According to the latest CBI/PwC Financial Services Survey, while sentiment about the overall business situation rose for the tenth consecutive quarter, but at the weakest pace since December 2011.
The survey, which looks at the balance or difference between the percentage of respondents replying ‘more’, ‘above normal’ or ‘up’ and those answering ‘less’, ‘below normal’, or ‘down’, questioned respondents on everything from value and volume of business and costs and charges to marketing expenditure and capex expectations.
The number of people who felt current business volumes were above normal during the quarter fell significantly from three months ago, but there was a jump in positive answers looking forward for the next three months.

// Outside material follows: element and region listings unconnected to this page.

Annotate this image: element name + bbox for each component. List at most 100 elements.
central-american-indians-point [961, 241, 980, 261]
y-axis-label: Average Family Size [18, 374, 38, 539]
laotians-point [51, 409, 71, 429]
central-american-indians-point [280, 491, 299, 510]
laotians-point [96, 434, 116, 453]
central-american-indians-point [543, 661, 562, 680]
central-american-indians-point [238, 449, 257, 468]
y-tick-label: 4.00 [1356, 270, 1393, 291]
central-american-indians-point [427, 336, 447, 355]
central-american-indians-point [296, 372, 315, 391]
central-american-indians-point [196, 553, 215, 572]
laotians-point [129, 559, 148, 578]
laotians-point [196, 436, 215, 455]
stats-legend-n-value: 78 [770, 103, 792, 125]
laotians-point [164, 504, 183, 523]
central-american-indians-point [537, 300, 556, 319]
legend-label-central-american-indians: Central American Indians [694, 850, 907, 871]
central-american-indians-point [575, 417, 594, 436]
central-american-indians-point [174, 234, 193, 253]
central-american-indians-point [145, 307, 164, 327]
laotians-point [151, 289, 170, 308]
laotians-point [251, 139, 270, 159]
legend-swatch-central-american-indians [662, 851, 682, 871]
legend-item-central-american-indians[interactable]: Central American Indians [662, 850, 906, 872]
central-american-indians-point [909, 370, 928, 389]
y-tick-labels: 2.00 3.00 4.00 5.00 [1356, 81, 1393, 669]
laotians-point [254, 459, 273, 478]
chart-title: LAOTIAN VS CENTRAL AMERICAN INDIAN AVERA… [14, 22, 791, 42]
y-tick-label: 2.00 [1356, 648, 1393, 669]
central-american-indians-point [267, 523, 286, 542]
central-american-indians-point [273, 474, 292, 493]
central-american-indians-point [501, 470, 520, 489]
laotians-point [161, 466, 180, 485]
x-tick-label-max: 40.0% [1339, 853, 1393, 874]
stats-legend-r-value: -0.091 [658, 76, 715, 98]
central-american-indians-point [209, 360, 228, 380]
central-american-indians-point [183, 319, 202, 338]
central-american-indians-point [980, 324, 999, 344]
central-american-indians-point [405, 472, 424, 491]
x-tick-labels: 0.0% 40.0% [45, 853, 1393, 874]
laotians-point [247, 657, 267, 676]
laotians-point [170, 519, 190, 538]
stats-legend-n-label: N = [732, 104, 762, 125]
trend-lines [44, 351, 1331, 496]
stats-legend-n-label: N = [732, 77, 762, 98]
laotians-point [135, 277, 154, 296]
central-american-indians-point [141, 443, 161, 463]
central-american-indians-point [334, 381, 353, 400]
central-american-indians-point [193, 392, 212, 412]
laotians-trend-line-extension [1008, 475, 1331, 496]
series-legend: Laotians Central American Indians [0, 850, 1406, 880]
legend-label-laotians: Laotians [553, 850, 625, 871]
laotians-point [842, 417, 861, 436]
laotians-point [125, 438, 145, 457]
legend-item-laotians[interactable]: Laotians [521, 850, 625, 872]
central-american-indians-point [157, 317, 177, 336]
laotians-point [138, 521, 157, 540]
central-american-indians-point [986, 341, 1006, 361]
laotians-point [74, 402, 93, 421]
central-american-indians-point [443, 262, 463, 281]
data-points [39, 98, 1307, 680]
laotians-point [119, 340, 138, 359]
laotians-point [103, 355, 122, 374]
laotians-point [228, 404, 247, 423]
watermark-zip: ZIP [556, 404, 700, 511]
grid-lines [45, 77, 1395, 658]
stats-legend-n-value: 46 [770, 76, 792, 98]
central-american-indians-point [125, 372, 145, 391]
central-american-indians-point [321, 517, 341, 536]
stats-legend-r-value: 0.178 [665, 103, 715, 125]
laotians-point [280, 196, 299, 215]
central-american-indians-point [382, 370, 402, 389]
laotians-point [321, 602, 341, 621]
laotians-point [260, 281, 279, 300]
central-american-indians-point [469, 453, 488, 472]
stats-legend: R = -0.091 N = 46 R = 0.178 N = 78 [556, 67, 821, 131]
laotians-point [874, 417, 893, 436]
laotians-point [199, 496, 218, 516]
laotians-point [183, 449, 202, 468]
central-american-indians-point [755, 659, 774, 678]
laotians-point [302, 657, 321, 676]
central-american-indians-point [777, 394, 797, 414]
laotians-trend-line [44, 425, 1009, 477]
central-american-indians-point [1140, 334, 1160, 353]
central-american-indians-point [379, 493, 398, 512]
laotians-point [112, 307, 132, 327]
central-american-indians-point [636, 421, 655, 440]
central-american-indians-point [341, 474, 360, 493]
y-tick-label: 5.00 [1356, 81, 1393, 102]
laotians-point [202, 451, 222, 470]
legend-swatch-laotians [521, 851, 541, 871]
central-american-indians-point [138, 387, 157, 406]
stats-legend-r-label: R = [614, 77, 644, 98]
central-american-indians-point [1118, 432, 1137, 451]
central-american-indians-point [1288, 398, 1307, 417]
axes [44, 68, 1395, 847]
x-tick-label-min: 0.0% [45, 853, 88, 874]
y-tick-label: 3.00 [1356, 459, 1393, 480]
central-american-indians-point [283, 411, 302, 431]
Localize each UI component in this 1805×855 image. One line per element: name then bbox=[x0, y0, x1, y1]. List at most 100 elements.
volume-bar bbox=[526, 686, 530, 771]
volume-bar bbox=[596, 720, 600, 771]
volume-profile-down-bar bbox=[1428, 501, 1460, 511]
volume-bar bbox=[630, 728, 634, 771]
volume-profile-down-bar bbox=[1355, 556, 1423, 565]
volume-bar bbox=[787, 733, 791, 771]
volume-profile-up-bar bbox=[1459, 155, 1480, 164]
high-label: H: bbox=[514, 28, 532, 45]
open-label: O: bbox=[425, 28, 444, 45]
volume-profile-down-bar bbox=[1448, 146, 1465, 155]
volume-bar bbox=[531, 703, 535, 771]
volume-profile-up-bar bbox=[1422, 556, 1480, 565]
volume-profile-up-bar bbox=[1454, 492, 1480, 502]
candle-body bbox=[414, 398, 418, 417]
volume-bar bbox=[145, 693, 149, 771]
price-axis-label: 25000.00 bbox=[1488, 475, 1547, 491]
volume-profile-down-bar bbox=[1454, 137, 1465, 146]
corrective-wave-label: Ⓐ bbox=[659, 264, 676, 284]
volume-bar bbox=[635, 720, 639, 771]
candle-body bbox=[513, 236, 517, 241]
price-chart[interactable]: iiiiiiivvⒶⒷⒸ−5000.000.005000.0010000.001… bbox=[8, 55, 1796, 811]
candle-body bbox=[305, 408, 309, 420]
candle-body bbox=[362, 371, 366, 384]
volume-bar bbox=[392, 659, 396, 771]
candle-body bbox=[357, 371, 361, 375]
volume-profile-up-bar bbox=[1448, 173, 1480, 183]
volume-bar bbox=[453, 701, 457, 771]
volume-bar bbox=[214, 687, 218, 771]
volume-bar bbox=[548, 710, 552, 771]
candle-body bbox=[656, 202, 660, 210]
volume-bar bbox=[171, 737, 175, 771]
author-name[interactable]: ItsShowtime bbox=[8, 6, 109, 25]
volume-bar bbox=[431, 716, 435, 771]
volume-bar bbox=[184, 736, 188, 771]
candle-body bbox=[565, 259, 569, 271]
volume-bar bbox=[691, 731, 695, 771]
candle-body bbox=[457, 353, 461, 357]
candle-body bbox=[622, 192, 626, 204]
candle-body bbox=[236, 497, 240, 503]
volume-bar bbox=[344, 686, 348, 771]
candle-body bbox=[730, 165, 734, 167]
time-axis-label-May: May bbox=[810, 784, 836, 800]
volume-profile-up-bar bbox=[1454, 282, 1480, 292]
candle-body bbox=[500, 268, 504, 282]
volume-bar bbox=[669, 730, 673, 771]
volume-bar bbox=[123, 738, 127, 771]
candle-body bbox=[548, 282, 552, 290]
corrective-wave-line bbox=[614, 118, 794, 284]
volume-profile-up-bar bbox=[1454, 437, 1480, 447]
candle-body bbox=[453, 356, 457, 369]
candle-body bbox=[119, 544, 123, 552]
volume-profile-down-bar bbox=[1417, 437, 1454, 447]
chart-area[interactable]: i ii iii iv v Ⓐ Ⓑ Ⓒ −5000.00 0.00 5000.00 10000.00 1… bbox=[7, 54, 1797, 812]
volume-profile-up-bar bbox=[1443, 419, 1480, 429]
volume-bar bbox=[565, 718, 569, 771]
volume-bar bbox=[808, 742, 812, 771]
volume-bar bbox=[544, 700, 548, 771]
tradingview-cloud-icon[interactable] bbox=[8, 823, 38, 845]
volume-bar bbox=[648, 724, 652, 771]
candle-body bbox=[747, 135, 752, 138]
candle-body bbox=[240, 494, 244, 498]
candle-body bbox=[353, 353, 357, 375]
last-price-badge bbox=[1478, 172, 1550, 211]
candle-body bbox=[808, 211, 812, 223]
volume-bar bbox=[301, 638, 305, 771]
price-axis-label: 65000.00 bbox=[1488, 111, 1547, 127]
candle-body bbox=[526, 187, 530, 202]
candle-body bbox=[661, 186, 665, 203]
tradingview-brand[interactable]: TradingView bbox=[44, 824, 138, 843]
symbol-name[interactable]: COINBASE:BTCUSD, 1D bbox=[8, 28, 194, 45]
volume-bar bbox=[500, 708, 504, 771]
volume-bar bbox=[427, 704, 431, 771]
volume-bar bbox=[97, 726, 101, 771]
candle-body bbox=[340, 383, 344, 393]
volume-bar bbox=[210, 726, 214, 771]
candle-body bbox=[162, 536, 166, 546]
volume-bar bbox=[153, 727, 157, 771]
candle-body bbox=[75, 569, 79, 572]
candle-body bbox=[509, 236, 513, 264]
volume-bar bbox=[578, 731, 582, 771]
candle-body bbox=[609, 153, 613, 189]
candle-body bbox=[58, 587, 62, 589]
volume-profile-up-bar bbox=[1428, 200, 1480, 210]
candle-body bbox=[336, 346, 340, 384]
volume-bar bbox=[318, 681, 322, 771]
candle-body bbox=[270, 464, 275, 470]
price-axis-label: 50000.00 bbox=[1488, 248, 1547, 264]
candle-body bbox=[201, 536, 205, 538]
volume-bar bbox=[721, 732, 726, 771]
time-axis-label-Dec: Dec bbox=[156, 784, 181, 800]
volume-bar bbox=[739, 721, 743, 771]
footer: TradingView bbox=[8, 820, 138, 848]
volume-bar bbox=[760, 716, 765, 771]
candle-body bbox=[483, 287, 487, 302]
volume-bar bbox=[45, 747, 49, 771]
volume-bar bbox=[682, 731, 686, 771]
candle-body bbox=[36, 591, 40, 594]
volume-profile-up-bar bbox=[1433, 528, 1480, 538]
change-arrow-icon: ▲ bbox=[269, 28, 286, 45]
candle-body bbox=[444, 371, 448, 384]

In terms of the value of fee, commission and premium income the number of people who saw a positive trend over the last three months and who expect things to improve over the course of the next three months also rose significantly.
Paula Smith, PwC’s UK asset management leader, said: “Growth in business volumes and fee income is expected to continue over the coming months. Growing risk appetite is expected to boost activity with both retail and wholesale investors.
As a result, the number of respondents who expected to see employment numbers improve over the next three months, jumped, as did expectations of higher wage bills.
In terms of the outlook for growth, firms expect it to come across the board, from cross sales to both new and existing customers, but particularly from new products.
“Firms see the development of new products and services as increasingly important to growth. This reflects increasing investor demand for low fee products such as exchange traded funds. Investment in new post-retirement products could also grow over the coming quarters,” Smith added.
But, the numbers also show an increase in expectations of M&A activity in the sector, the survey showed, as well as a continuing focus on strategic partnerships and an increased interest in international expansion.